Si ce coronavirus était un autre coronavirus, si c'était un coronavirus qui exige de passer le moins de temps possible chez soi et de rencontrer le plus de gens possible, ça serait peut-être plus profitable pour moi. Parce que, confiné et seul, je l’étais déjà, beaucoup trop. Cela dit, si je passais tout mon temps en dehors de chez moi et que je rencontrais plein de monde, je ne pourrais presque plus écrire. Ça ne ferait pas non plus mon affaire. Donc j’essaye de me satisfaire de la situation, telle qu’elle est, tout comme j’essayais avant ce confinement de me satisfaire de n'importe quelle autre situation qui ne pouvait pas être changée.

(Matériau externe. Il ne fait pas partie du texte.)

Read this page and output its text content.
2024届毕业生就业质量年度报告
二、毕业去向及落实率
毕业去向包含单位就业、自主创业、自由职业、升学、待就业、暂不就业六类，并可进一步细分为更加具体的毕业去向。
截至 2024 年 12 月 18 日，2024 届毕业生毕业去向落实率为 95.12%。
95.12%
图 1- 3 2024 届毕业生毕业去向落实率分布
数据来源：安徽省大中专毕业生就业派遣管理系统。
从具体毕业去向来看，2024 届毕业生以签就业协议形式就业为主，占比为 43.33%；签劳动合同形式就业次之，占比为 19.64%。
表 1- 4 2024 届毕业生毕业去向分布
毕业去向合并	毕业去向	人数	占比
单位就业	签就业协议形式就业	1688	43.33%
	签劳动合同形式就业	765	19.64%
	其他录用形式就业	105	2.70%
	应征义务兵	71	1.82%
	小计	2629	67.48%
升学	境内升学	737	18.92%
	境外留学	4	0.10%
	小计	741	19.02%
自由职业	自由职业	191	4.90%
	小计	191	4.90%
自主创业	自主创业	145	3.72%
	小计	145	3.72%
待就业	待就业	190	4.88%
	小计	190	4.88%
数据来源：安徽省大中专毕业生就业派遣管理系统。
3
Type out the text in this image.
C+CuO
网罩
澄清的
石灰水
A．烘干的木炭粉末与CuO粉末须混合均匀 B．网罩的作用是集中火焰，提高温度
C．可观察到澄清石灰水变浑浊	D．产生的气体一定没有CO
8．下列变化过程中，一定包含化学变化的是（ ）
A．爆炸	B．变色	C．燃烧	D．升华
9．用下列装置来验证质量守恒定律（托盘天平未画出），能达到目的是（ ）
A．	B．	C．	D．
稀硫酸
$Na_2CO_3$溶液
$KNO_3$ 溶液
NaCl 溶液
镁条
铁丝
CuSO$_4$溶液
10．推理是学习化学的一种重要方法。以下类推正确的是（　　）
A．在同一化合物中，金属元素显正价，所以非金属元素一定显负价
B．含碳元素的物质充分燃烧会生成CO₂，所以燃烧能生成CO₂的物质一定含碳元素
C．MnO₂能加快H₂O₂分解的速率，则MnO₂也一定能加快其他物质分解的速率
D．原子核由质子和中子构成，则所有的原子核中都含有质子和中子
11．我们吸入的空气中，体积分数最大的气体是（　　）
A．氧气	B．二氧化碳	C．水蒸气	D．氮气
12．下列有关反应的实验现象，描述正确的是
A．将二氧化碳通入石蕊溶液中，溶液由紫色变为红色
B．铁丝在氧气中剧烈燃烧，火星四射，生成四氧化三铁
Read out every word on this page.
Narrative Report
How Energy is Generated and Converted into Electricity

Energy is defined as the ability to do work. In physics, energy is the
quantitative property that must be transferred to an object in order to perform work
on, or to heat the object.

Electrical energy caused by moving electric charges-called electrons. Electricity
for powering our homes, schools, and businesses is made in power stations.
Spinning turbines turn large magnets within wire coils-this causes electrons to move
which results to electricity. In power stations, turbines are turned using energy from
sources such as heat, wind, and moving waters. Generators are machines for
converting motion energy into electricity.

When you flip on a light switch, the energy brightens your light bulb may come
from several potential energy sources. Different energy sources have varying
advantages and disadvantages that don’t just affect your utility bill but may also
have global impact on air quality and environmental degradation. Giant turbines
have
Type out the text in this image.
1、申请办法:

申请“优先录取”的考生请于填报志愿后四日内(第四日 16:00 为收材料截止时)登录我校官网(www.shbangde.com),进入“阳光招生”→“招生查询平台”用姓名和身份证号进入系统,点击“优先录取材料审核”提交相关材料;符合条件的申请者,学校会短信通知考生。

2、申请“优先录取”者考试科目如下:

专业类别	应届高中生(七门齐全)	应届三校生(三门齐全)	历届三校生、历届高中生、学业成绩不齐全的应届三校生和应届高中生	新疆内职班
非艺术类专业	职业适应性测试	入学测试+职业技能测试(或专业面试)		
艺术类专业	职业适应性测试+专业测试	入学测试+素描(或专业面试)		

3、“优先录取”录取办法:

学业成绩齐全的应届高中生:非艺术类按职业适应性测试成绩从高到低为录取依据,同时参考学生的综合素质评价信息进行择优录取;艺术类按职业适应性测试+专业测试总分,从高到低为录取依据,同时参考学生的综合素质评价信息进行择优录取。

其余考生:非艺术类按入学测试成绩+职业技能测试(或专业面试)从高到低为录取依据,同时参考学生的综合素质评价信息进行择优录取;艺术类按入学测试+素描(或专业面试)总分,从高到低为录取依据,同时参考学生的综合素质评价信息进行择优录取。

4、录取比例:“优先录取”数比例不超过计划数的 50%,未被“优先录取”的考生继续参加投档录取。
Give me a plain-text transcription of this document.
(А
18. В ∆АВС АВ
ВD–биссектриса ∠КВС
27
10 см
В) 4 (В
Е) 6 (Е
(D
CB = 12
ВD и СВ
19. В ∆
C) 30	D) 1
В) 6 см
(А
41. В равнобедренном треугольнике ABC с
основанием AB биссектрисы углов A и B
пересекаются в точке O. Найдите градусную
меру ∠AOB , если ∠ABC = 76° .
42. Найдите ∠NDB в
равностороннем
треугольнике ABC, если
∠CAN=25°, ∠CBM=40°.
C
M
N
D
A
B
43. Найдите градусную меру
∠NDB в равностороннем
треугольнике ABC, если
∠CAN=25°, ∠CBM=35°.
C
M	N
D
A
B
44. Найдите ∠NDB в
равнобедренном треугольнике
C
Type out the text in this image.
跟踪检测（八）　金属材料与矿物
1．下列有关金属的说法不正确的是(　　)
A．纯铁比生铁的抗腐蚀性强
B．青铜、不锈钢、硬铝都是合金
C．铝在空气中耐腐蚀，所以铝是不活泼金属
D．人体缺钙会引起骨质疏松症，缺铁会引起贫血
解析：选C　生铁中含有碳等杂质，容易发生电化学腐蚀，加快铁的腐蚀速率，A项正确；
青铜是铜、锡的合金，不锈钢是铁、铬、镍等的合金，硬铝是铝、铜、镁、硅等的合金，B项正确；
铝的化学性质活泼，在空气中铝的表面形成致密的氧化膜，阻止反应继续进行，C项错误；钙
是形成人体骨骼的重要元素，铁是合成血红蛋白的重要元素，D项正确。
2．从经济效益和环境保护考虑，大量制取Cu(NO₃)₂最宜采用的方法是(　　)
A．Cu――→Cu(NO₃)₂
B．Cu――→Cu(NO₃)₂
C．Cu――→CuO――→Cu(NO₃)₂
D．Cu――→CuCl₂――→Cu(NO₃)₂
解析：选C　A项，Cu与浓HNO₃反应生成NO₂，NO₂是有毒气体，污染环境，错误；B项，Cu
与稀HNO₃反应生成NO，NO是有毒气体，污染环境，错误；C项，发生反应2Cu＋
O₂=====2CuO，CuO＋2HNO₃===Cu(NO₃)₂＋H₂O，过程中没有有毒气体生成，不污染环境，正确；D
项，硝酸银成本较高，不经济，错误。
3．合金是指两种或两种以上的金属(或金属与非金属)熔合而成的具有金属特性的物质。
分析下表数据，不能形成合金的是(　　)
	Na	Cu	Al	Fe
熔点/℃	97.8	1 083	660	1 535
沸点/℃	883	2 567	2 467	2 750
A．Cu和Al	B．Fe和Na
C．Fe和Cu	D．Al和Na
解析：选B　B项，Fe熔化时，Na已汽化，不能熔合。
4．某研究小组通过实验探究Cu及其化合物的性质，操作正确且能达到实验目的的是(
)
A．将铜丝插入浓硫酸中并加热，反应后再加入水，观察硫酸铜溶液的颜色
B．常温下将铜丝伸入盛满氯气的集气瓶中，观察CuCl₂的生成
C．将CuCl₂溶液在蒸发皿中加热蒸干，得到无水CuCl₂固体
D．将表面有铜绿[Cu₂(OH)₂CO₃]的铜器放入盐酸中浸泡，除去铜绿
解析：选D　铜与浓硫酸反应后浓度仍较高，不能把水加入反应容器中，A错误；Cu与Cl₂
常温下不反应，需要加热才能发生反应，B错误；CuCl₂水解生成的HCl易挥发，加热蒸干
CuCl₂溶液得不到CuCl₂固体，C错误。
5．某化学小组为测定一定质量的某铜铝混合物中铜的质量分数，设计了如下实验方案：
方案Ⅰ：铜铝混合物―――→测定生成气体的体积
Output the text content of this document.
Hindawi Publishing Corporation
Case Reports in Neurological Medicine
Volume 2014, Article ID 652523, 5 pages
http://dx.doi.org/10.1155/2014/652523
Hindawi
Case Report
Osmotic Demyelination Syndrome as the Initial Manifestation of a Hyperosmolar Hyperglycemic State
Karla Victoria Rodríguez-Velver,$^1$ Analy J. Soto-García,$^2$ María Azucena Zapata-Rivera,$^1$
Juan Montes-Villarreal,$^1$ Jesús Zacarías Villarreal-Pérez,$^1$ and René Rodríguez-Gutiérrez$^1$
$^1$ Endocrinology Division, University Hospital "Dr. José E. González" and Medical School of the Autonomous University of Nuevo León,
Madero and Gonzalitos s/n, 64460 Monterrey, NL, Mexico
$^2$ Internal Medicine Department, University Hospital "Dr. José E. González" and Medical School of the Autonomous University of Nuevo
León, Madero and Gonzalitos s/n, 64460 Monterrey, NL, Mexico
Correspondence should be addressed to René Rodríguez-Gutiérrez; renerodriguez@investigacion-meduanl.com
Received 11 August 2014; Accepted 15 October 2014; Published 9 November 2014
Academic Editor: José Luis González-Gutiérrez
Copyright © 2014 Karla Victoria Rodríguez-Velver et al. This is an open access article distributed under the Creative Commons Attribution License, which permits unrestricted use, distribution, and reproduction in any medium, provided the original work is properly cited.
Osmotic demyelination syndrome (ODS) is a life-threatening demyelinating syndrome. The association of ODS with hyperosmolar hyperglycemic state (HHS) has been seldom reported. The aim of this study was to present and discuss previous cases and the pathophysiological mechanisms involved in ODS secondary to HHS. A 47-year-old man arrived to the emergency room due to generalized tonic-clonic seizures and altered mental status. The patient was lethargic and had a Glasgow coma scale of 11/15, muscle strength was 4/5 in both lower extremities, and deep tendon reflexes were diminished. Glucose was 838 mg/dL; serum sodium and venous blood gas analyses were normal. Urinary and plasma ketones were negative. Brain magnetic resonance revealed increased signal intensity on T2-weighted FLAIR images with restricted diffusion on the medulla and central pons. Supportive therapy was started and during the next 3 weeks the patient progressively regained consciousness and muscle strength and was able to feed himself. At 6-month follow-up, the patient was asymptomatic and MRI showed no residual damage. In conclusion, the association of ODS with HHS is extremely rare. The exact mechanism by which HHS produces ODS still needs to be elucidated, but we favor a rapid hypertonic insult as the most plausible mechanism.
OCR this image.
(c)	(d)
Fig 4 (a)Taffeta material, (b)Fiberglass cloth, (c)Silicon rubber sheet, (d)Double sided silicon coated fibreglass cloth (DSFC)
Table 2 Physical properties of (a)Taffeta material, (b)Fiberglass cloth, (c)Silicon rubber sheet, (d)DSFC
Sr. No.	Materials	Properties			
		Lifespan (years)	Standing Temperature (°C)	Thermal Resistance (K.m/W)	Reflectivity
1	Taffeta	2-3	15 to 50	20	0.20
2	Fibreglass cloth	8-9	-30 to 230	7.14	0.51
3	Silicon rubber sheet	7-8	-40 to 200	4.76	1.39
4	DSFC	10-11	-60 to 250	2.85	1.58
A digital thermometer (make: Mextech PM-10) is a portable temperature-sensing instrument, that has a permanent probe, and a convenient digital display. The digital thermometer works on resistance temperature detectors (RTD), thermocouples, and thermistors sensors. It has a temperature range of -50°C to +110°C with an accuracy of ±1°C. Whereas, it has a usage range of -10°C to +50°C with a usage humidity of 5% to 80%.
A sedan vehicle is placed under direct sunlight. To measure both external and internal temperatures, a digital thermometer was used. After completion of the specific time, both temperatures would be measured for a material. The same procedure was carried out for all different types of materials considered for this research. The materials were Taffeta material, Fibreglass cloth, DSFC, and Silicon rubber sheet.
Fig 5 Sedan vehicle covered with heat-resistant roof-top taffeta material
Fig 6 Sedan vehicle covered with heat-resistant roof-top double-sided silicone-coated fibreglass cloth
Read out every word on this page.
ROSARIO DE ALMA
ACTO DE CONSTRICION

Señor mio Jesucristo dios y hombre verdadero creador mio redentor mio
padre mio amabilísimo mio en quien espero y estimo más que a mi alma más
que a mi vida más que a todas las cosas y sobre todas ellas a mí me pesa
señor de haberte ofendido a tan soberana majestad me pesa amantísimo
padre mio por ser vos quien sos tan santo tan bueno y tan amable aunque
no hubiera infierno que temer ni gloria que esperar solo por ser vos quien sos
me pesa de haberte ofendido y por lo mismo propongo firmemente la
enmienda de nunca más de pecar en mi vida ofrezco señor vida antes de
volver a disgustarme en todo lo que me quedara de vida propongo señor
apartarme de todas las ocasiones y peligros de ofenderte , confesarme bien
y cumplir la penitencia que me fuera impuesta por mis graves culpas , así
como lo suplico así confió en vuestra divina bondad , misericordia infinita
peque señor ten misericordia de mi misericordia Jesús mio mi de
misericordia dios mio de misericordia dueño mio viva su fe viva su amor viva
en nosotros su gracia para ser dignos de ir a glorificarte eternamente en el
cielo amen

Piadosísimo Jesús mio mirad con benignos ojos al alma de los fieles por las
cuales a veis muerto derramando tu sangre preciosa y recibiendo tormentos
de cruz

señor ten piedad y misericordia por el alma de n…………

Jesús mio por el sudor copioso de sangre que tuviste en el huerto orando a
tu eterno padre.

J’essaye de me satisfaire, pour toute animation, de celle qu’il y a en face de chez moi, à savoir l’animation de la police municipale, puisque j’habite en face de la police municipale et que celle-ci en ce moment a des choses à faire. Une médiathèque peut-être serait davantage dans mes goûts, mais elle serait fermée.

J’essaye de me satisfaire, pour mes sorties biquotidiennes dans le kilomètre de rayon qui m’est imparti, d’une friche agricole qui sera prochainement construite mais ne l’est pas encore. Les fleurs, les quelques insectes et les quelques oiseaux qui ont survécus au capitalisme industriel m’y font office de gens – et on y rencontre aussi parfois des gens, qui promènent par exemple le chien, on se dit bonjour.

J’essaye de me satisfaire des échanges par téléphone, par emails et par messagerie instantanée.

Et je guette sur Internet tous les signes qui pourraient laisser penser que, lorsque le virus se sera éteint, les gens ne vont pas accepter de reprendre leur vie d’avant, qu’ils ne vont plus accepter de travailler à ce point, de s’entretuer à ce point sur les routes, de s’exploiter à ce point les uns les autres, de polluer à ce point, d’épuiser à ce point cette planète, qu’ils ne vont pas vouloir d’un retour à la normale. Mais j’ai bien peur qu’ils y soient contraints, j’en ai bien peur. Et ça, je vais avoir bien du mal à m’en satisfaire. Pour tout dire, ça n’est pas le confinement qui m’est le plus pénible. Ce qui m’est le plus pénible c’est de savoir que les gens vont être contraints de reprendre un rythme de vie qu’il ne faudrait surtout pas reprendre. Ils vont y être contraints parce que les forces en face sont colossales, et elles sont au pouvoir… A moins que… A moins que je me trompe… A moins qu’on se dirige vers un refus massif… Je l’appelle de mes vœux, du fond du cœur et du fond de mon confinement.